Back in the late 40's this cranberry bog owner in Carver, Mass. named Ellis D. Atwood had the idea to set up a two-foot gauge railroad on his property to help service the bogs. He got a steal on some equipment that was being used on a defunct line in Maine, and created a five-mile loop. Train travel still had a lot of romance attached to it, so Atwood figured he could make a pretty penny ferrying passengers through the scenic area. Before too long he'd created an amusement part called Edaville Railroad. I remember going there as a kid, with my grandparents, back in the 1970s. Edaville fell on hard times and shut down in the early 90s. It reopened two or three times under different owners, and finally seems to have stabilized under its present ownership.

Now, as regular readers will recall, Bonnie and I are a bit down about the closure of another, more recent local amusement institution -- Spooky World, the seasonal "horror theme park" that went out of business last summer. Turns out that some of the folks associated with Spooky World teamed up with Edaville's current owners to turn the site into "Evilville." The money raised by the $10 admission fee is a fund raiser, presumably to help keep Edaville, which struggles from year to year, to stay open.

The format was quite different from either Edaville or Spooky World, but was successful for its first try. Access to the normally sedate park was restricted to only one group at a time, led through holding a rope by two hosts on either end.

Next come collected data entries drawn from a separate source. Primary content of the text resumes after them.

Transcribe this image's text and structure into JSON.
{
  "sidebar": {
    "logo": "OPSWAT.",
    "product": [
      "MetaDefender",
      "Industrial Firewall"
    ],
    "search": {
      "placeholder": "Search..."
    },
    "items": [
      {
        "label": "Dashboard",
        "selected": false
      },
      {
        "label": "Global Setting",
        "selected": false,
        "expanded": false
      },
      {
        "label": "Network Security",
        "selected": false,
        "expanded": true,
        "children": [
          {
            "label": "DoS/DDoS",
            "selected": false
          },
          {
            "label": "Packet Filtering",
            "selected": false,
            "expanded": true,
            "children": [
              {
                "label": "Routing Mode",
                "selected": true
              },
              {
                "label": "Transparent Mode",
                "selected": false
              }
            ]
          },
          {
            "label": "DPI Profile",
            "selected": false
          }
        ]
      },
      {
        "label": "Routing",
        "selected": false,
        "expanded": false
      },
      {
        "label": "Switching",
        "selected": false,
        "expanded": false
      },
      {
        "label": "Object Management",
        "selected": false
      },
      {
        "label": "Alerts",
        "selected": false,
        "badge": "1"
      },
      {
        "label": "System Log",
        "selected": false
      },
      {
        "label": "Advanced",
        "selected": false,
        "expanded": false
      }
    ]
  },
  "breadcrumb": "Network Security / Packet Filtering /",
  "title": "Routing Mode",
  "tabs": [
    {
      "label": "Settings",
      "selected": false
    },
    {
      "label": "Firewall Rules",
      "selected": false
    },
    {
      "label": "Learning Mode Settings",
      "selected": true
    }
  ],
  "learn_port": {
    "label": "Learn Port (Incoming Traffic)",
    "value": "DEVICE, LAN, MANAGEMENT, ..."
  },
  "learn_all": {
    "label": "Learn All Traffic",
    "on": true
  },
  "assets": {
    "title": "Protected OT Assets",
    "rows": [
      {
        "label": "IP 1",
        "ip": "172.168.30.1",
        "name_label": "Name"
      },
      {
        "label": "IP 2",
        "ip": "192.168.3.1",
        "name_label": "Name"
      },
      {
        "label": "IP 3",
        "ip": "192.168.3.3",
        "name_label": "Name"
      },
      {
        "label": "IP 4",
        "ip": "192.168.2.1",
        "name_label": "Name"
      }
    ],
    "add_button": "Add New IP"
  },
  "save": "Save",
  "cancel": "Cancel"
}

Actors and props were spread liberally throughout -- everything from the obligatory shambling zombies stumbling out of the fog-laden graveyard to chainsaw-wielding maniacs seemingly ready to cut you to pieces.

A haunted house is a very different environment from a haunted theme park -- in houses, you can restrict visitors' vision and motion by creating narrow hallways, turning off lights and so on. Those are environmental factors that are markedly harder to control when you're dealing with a lot of open space, but the Evilville folks did their best by liberal use of hazing and fogging systems, well-placed obstructions and barriers, and dim lighting -- well, as dim as you can manage on a night lit by an almost full moon, anyway. I'm sure they're figuring it out as they go along, and I'm hoping they do it again next year -- it'd be really cool to see Edaville, which is a short run from the house, turned in to a "horror theme park" on a yearly basis. The one major problem was that the wait to get in was very long. They were taking people in about a dozen or so at a time, so it took us almost an hour, standing outside in line in the cold -- before we actually got to walk through. Better crowd management would help.

But they make it clear on the Web site that it's a volunteer effort, so they're really cutting their teeth this year. I'm hoping they can turn it into something extra special next year.